Leshy ließ sich dadurch nicht aus der Ruhe bringen. Und ja, das war nicht mehr Löschi, der dort stand, es war Leshy. Leshy, der Waldgeist.
„Die ganze Zeit seid ihr dem Pfad gefolgt, den ich euch vorbereitet habe. Blind habt ihr der menschlichen Gestalt vertraut, die ihr kanntet. Dabei ist das nur eine Hülle. Eine Hülle für eine mächtige Kreatur wie mich", Leshy lachte auf, verlor dabei aber nicht den Blickkontakt zu dem Hirsch, der weiter um ihn herum ging, ihn abzuschätzen schien und sich vorbereitete.
„Du hast kein Recht, dich in meinem Wald auf unschuldige Menschen zu stürzen", erklang plötzlich eine Stimme, die einen Doppelklang in sich trug und so tief und klingend klang, dass keiner bezweifelte, dass es der Hirsch war, der sprach.
„Warum nicht, Cernunnos? Was ist dein Recht, diese Menschen zu schützen?", fragte er zurück. „Es ist das Recht, leben zu dürfen. Ein Teil des Ganzen zu sein und die Magie der Existenz in sich zu tragen", antwortete das mächtige Tier.
„Aber wo bleibt da der Spaß? Komm schon, alter Junge! Wie lange war hier schon nicht mehr so richtig was los?" Leshy grinste immer noch.
Der Rest der Band wagte kaum einzuschreiten, zu gefährlich war der Eindruck, der beide Wesen auf sie machten. Der Hirsch, dessen Muskeln angespannt waren und deutlich unter seinem Fell hervorstachen, Leshy, der so selbstsicher und hinterlistig erschien. Stattdessen zogen sie sich langsam zurück, kauerten sich alle zusammen, um sich selbst zu schützen.

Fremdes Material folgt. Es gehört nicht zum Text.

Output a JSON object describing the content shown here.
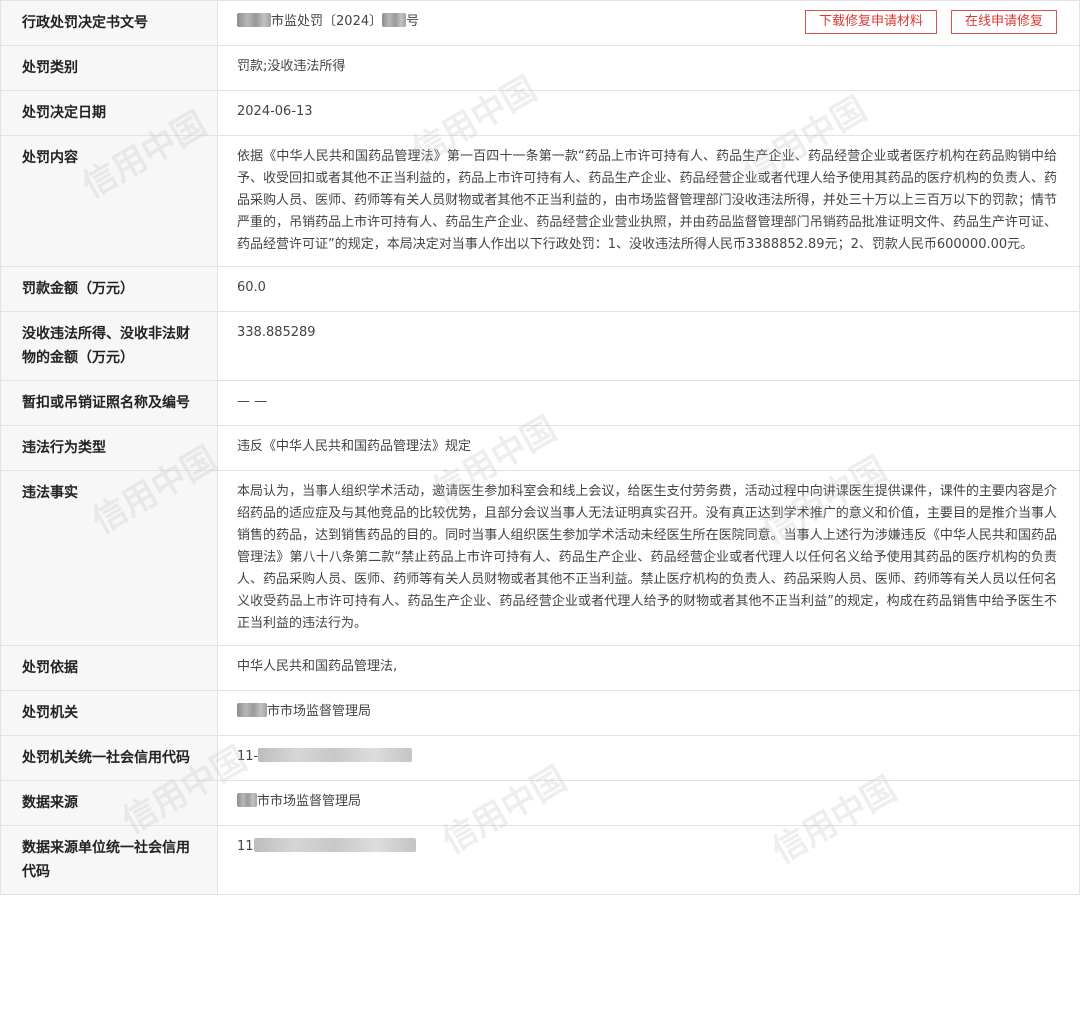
{
  "header": {
    "doc_number_label": "行政处罚决定书文号",
    "doc_number_part1": "市监处罚",
    "doc_number_paren_open": "〔",
    "doc_number_year": "2024",
    "doc_number_paren_close": "〕",
    "doc_number_suffix": "号",
    "download_button": "下载修复申请材料",
    "online_repair_button": "在线申请修复"
  },
  "rows": {
    "category": {
      "label": "处罚类别",
      "value": "罚款;没收违法所得"
    },
    "decision_date": {
      "label": "处罚决定日期",
      "value": "2024-06-13"
    },
    "content": {
      "label": "处罚内容",
      "value": "依据《中华人民共和国药品管理法》第一百四十一条第一款“药品上市许可持有人、药品生产企业、药品经营企业或者医疗机构在药品购销中给予、收受回扣或者其他不正当利益的，药品上市许可持有人、药品生产企业、药品经营企业或者代理人给予使用其药品的医疗机构的负责人、药品采购人员、医师、药师等有关人员财物或者其他不正当利益的，由市场监督管理部门没收违法所得，并处三十万以上三百万以下的罚款；情节严重的，吊销药品上市许可持有人、药品生产企业、药品经营企业营业执照，并由药品监督管理部门吊销药品批准证明文件、药品生产许可证、药品经营许可证”的规定，本局决定对当事人作出以下行政处罚：1、没收违法所得人民币3388852.89元；2、罚款人民币600000.00元。"
    },
    "fine_amount": {
      "label": "罚款金额（万元）",
      "value": "60.0"
    },
    "confiscated_amount": {
      "label": "没收违法所得、没收非法财物的金额（万元）",
      "value": "338.885289"
    },
    "license": {
      "label": "暂扣或吊销证照名称及编号",
      "value": "— —"
    },
    "violation_type": {
      "label": "违法行为类型",
      "value": "违反《中华人民共和国药品管理法》规定"
    },
    "violation_facts": {
      "label": "违法事实",
      "value": "本局认为，当事人组织学术活动，邀请医生参加科室会和线上会议，给医生支付劳务费，活动过程中向讲课医生提供课件，课件的主要内容是介绍药品的适应症及与其他竞品的比较优势，且部分会议当事人无法证明真实召开。没有真正达到学术推广的意义和价值，主要目的是推介当事人销售的药品，达到销售药品的目的。同时当事人组织医生参加学术活动未经医生所在医院同意。当事人上述行为涉嫌违反《中华人民共和国药品管理法》第八十八条第二款“禁止药品上市许可持有人、药品生产企业、药品经营企业或者代理人以任何名义给予使用其药品的医疗机构的负责人、药品采购人员、医师、药师等有关人员财物或者其他不正当利益。禁止医疗机构的负责人、药品采购人员、医师、药师等有关人员以任何名义收受药品上市许可持有人、药品生产企业、药品经营企业或者代理人给予的财物或者其他不正当利益”的规定，构成在药品销售中给予医生不正当利益的违法行为。"
    },
    "basis": {
      "label": "处罚依据",
      "value": "中华人民共和国药品管理法,"
    },
    "authority": {
      "label": "处罚机关",
      "value": "市市场监督管理局"
    },
    "authority_credit_code": {
      "label": "处罚机关统一社会信用代码",
      "value_prefix": "11-"
    },
    "data_source": {
      "label": "数据来源",
      "value": "市市场监督管理局"
    },
    "source_credit_code": {
      "label": "数据来源单位统一社会信用代码",
      "value_prefix": "11"
    }
  },
  "watermark": {
    "text": "信用中国",
    "color": "#c4c4c4"
  },
  "colors": {
    "accent_red": "#d93a33",
    "label_bg": "#f7f7f7",
    "border": "#e3e3e3"
  }
}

Es würde nicht mehr lange dauern, bis einer der beiden Beteiligten explodieren würde.
„Verschwinde!", donnerte Cernunnos plötzlich sichtlich aufgebracht, „Verschwinde und komme nicht wieder zurück!" Der angesprochene Waldgeist hob entschuldigend die Hände. „Hey, ich mache doch gar nichts!", verteidigte er sich, ging jedoch bereits etwas in die Knie, um sich zur Not dem Tier entgegen zu stellen.

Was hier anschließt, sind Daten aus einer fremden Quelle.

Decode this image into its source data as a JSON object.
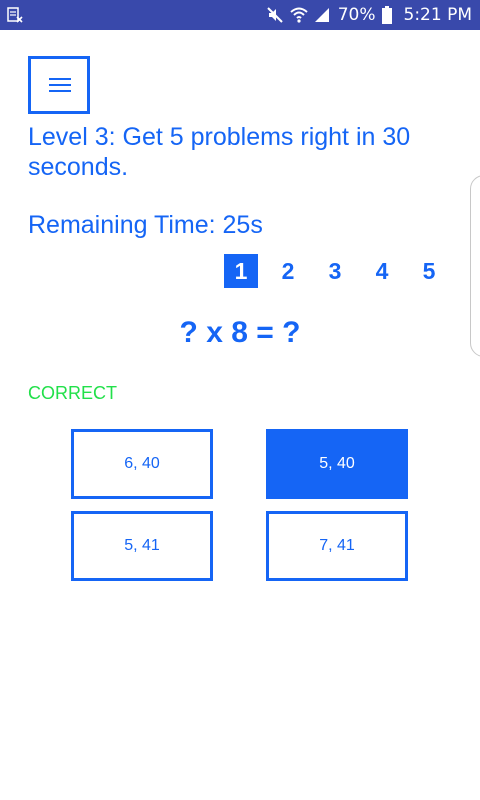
{
  "status_bar": {
    "left_icon": "screenshot-notification-icon",
    "icons": [
      "mute-icon",
      "wifi-icon",
      "signal-icon"
    ],
    "battery": "70%",
    "battery_icon": "battery-icon",
    "time": "5:21 PM",
    "background": "#3949ab"
  },
  "menu": {
    "icon": "hamburger-menu-icon"
  },
  "level": {
    "text": "Level 3: Get 5 problems right in 30 seconds."
  },
  "timer": {
    "text": "Remaining Time: 25s"
  },
  "progress": {
    "steps": [
      "1",
      "2",
      "3",
      "4",
      "5"
    ],
    "current": "1"
  },
  "problem": {
    "text": "? x 8 = ?"
  },
  "feedback": {
    "text": "CORRECT",
    "color": "#22e04a"
  },
  "answers": [
    {
      "label": "6, 40",
      "selected": false
    },
    {
      "label": "5, 40",
      "selected": true
    },
    {
      "label": "5, 41",
      "selected": false
    },
    {
      "label": "7, 41",
      "selected": false
    }
  ],
  "colors": {
    "accent": "#1565f5",
    "background": "#ffffff"
  }
}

„Du hast diese unschuldigen Menschen weit fort von ihrer Heimat gebracht, hast sie leiden lassen und den Feen zum Fraße vorgeworfen. Du verdienst es nicht, länger hier zu bleiben!" Der Hirsch erhob sich, richtete sich wieder auf und stellte sich auf die Hinterbeine, um wie in der vergangenen Nacht beide Vorderbeine wieder in den Boden zu rammen. Doch im Gegensatz zu gestern erbebte die Erde nun tatsächlich. Die Stoßwelle, die von seinen Hufen ausging breitete sich über das Gras aus und erweckte dieses zum Leben. Während sich einerseits eine Mauer um die verwirrte und verängstigte Menschengruppe flocht, vereinigten sich die Grashalme rund um den Waldgeist zu tödlich peitschenden Schlingen, die immer wieder nach diesem ausschlugen ohne ihn zu treffen. Denn Leshy war geschickt. Flink wich er den Naturgewalten aus und rannte seinerseits auf den Hirsch zu, um ihn an dessen Geweih unter Kontrolle zu bringen. Er ergriff es, um den Kopf des Tieres zu sich zu ziehen.

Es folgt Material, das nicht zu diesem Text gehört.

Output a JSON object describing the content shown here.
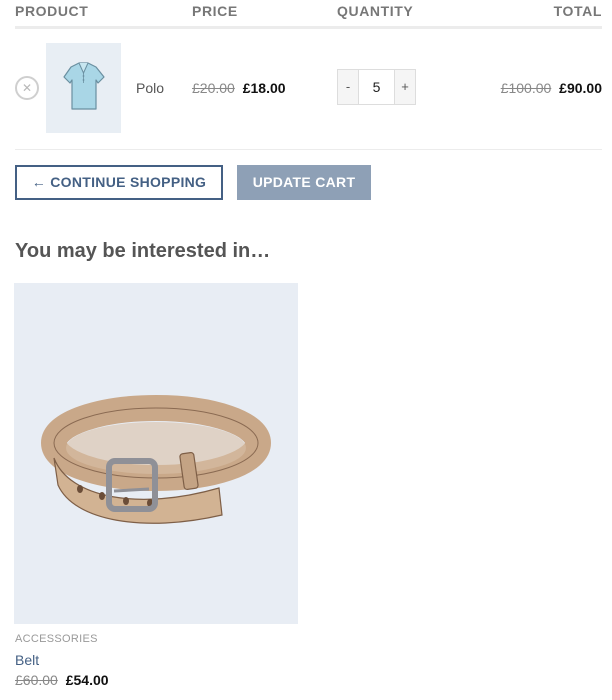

Wütend brüllte Cernunnos auf und schüttelte ihn weg. Im hohen Bogen flog das Wesen davon, landete aber wieder wie eine Katze auf allen Vieren und zischte. Die dadurch gewonnenen Sekunden nutzte der Hirsch, um immer und immer wieder auf die Hinterbeine zu gehen, um mit den Hufen auf eine Stelle in der Luft zu schlagen. Dort begann die Luft zu flimmern und zerriss schließlich. Ein goldener Schein ergoss sich aus dieser Öffnung und blendete die Menschen. Cernunnos dagegen musste sich jedoch wieder auf Leshy konzentrieren, der erneut auf ihn zu rannte und dieses Mal dessen Beine anvisierte. Wieder konnte der Hirsch mit seinem wohl mächtigsten Instrument, seinem Geweih, den Waldgeist abwehren. Dabei ertönte jedoch ein scheußliches Knacken und kurz darauf zersplitterte der obere Teil desselbigen. Einige der Stücke flogen in alle Richtungen und eines blieb kurz darauf vor Calia liegen. Sie hob es auf und fühlte sofort einen Teil der alten Magie, welches es ausstrahlte. Mit beiden Händen umfasste sie es und hielt es wie einen Talisman fest, betete, dass dieser Kampf gut ausgehen würde.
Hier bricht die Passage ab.